The patient successfully underwent nephron-sparing partial nephrectomy. All seven tumors were completely removed and a good mass of functioning renal tissue could be saved.
After the operation, the patient recovered smoothly. His urine output was adequate without any need for hemodialysis, indicating a good functioning kidney. The patient's creatinine (marker of kidney function) did rise after surgery but rapidly came down in a few days. At the time of his discharge from the hospital, his creatinine was 1.7 mg/dl. During his follow ups, his creatinine came down further (1.2 mg/dl) and completely normalized within the next few days. The patient resumed back to his normal work within a few days after discharge. He did not have any complications or the need for re-intervention.
Normal kidney function depends on the number of healthy nephrons, the functional units of kidney. In research, it has been found that decreased renal filtration capability (because of loss of nephrons) was independently associated with increased risk of death. In patients with a single kidney, preservation of renal parenchyma is of paramount importance, as life expectancy is decreased fourfold in those on hemodialysis as compared to healthy subjects. The quality of life also gets impaired significantly in such situations. In cases with multiple tumors in a single kidney, large number of normal nephrons may be lost while removing the tumors as they get removed in small rims of normal tissues along with the tumors. If not, then a part of cancer may be left behind which can regrow in the future, which is also an undesirable outcome.

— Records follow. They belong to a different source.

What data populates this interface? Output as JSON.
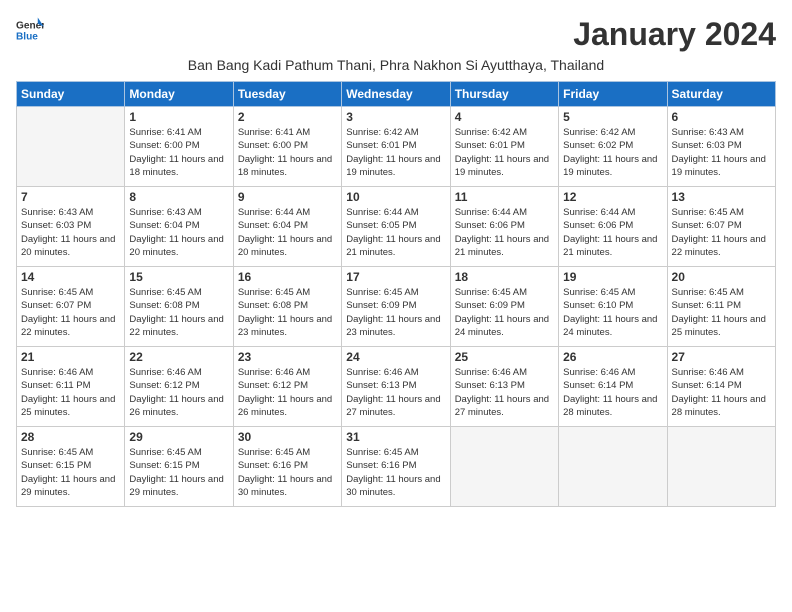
{
  "logo": {
    "line1": "General",
    "line2": "Blue"
  },
  "title": "January 2024",
  "subtitle": "Ban Bang Kadi Pathum Thani, Phra Nakhon Si Ayutthaya, Thailand",
  "headers": [
    "Sunday",
    "Monday",
    "Tuesday",
    "Wednesday",
    "Thursday",
    "Friday",
    "Saturday"
  ],
  "weeks": [
    [
      {
        "day": "",
        "empty": true
      },
      {
        "day": "1",
        "sunrise": "6:41 AM",
        "sunset": "6:00 PM",
        "daylight": "11 hours and 18 minutes."
      },
      {
        "day": "2",
        "sunrise": "6:41 AM",
        "sunset": "6:00 PM",
        "daylight": "11 hours and 18 minutes."
      },
      {
        "day": "3",
        "sunrise": "6:42 AM",
        "sunset": "6:01 PM",
        "daylight": "11 hours and 19 minutes."
      },
      {
        "day": "4",
        "sunrise": "6:42 AM",
        "sunset": "6:01 PM",
        "daylight": "11 hours and 19 minutes."
      },
      {
        "day": "5",
        "sunrise": "6:42 AM",
        "sunset": "6:02 PM",
        "daylight": "11 hours and 19 minutes."
      },
      {
        "day": "6",
        "sunrise": "6:43 AM",
        "sunset": "6:03 PM",
        "daylight": "11 hours and 19 minutes."
      }
    ],
    [
      {
        "day": "7",
        "sunrise": "6:43 AM",
        "sunset": "6:03 PM",
        "daylight": "11 hours and 20 minutes."
      },
      {
        "day": "8",
        "sunrise": "6:43 AM",
        "sunset": "6:04 PM",
        "daylight": "11 hours and 20 minutes."
      },
      {
        "day": "9",
        "sunrise": "6:44 AM",
        "sunset": "6:04 PM",
        "daylight": "11 hours and 20 minutes."
      },
      {
        "day": "10",
        "sunrise": "6:44 AM",
        "sunset": "6:05 PM",
        "daylight": "11 hours and 21 minutes."
      },
      {
        "day": "11",
        "sunrise": "6:44 AM",
        "sunset": "6:06 PM",
        "daylight": "11 hours and 21 minutes."
      },
      {
        "day": "12",
        "sunrise": "6:44 AM",
        "sunset": "6:06 PM",
        "daylight": "11 hours and 21 minutes."
      },
      {
        "day": "13",
        "sunrise": "6:45 AM",
        "sunset": "6:07 PM",
        "daylight": "11 hours and 22 minutes."
      }
    ],
    [
      {
        "day": "14",
        "sunrise": "6:45 AM",
        "sunset": "6:07 PM",
        "daylight": "11 hours and 22 minutes."
      },
      {
        "day": "15",
        "sunrise": "6:45 AM",
        "sunset": "6:08 PM",
        "daylight": "11 hours and 22 minutes."
      },
      {
        "day": "16",
        "sunrise": "6:45 AM",
        "sunset": "6:08 PM",
        "daylight": "11 hours and 23 minutes."
      },
      {
        "day": "17",
        "sunrise": "6:45 AM",
        "sunset": "6:09 PM",
        "daylight": "11 hours and 23 minutes."
      },
      {
        "day": "18",
        "sunrise": "6:45 AM",
        "sunset": "6:09 PM",
        "daylight": "11 hours and 24 minutes."
      },
      {
        "day": "19",
        "sunrise": "6:45 AM",
        "sunset": "6:10 PM",
        "daylight": "11 hours and 24 minutes."
      },
      {
        "day": "20",
        "sunrise": "6:45 AM",
        "sunset": "6:11 PM",
        "daylight": "11 hours and 25 minutes."
      }
    ],
    [
      {
        "day": "21",
        "sunrise": "6:46 AM",
        "sunset": "6:11 PM",
        "daylight": "11 hours and 25 minutes."
      },
      {
        "day": "22",
        "sunrise": "6:46 AM",
        "sunset": "6:12 PM",
        "daylight": "11 hours and 26 minutes."
      },
      {
        "day": "23",
        "sunrise": "6:46 AM",
        "sunset": "6:12 PM",
        "daylight": "11 hours and 26 minutes."
      },
      {
        "day": "24",
        "sunrise": "6:46 AM",
        "sunset": "6:13 PM",
        "daylight": "11 hours and 27 minutes."
      },
      {
        "day": "25",
        "sunrise": "6:46 AM",
        "sunset": "6:13 PM",
        "daylight": "11 hours and 27 minutes."
      },
      {
        "day": "26",
        "sunrise": "6:46 AM",
        "sunset": "6:14 PM",
        "daylight": "11 hours and 28 minutes."
      },
      {
        "day": "27",
        "sunrise": "6:46 AM",
        "sunset": "6:14 PM",
        "daylight": "11 hours and 28 minutes."
      }
    ],
    [
      {
        "day": "28",
        "sunrise": "6:45 AM",
        "sunset": "6:15 PM",
        "daylight": "11 hours and 29 minutes."
      },
      {
        "day": "29",
        "sunrise": "6:45 AM",
        "sunset": "6:15 PM",
        "daylight": "11 hours and 29 minutes."
      },
      {
        "day": "30",
        "sunrise": "6:45 AM",
        "sunset": "6:16 PM",
        "daylight": "11 hours and 30 minutes."
      },
      {
        "day": "31",
        "sunrise": "6:45 AM",
        "sunset": "6:16 PM",
        "daylight": "11 hours and 30 minutes."
      },
      {
        "day": "",
        "empty": true
      },
      {
        "day": "",
        "empty": true
      },
      {
        "day": "",
        "empty": true
      }
    ]
  ]
}
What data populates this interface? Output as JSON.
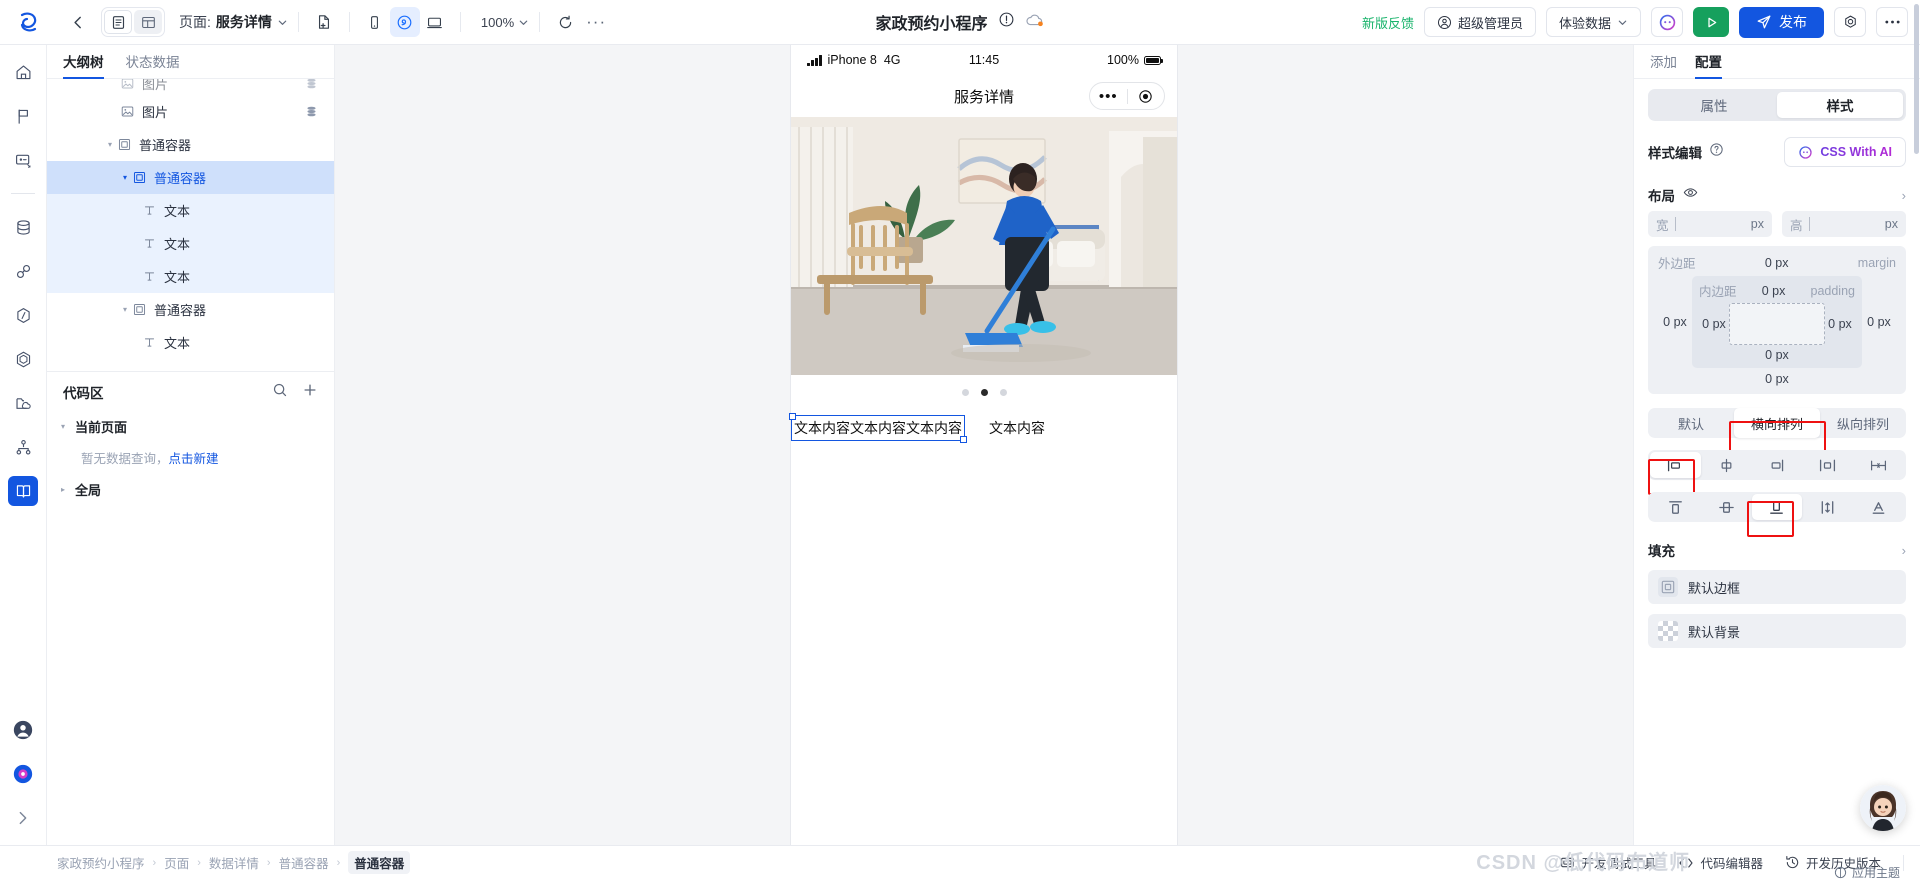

Decision making in such cases is challenging as the surgical and oncological risks of nephron-sparing surgery must be weighed against the morbidity and mortality with hemodialysis and renal transplantation if the kidney is removed.This case was unique as the patient underwent multiple tumor removal and still had a good functioning renal tissue. The patient is now living normal cancer-free and dialysis-free life. To our knowledge, this is one of the very few cases reported in the world literature and the first such case reported in India.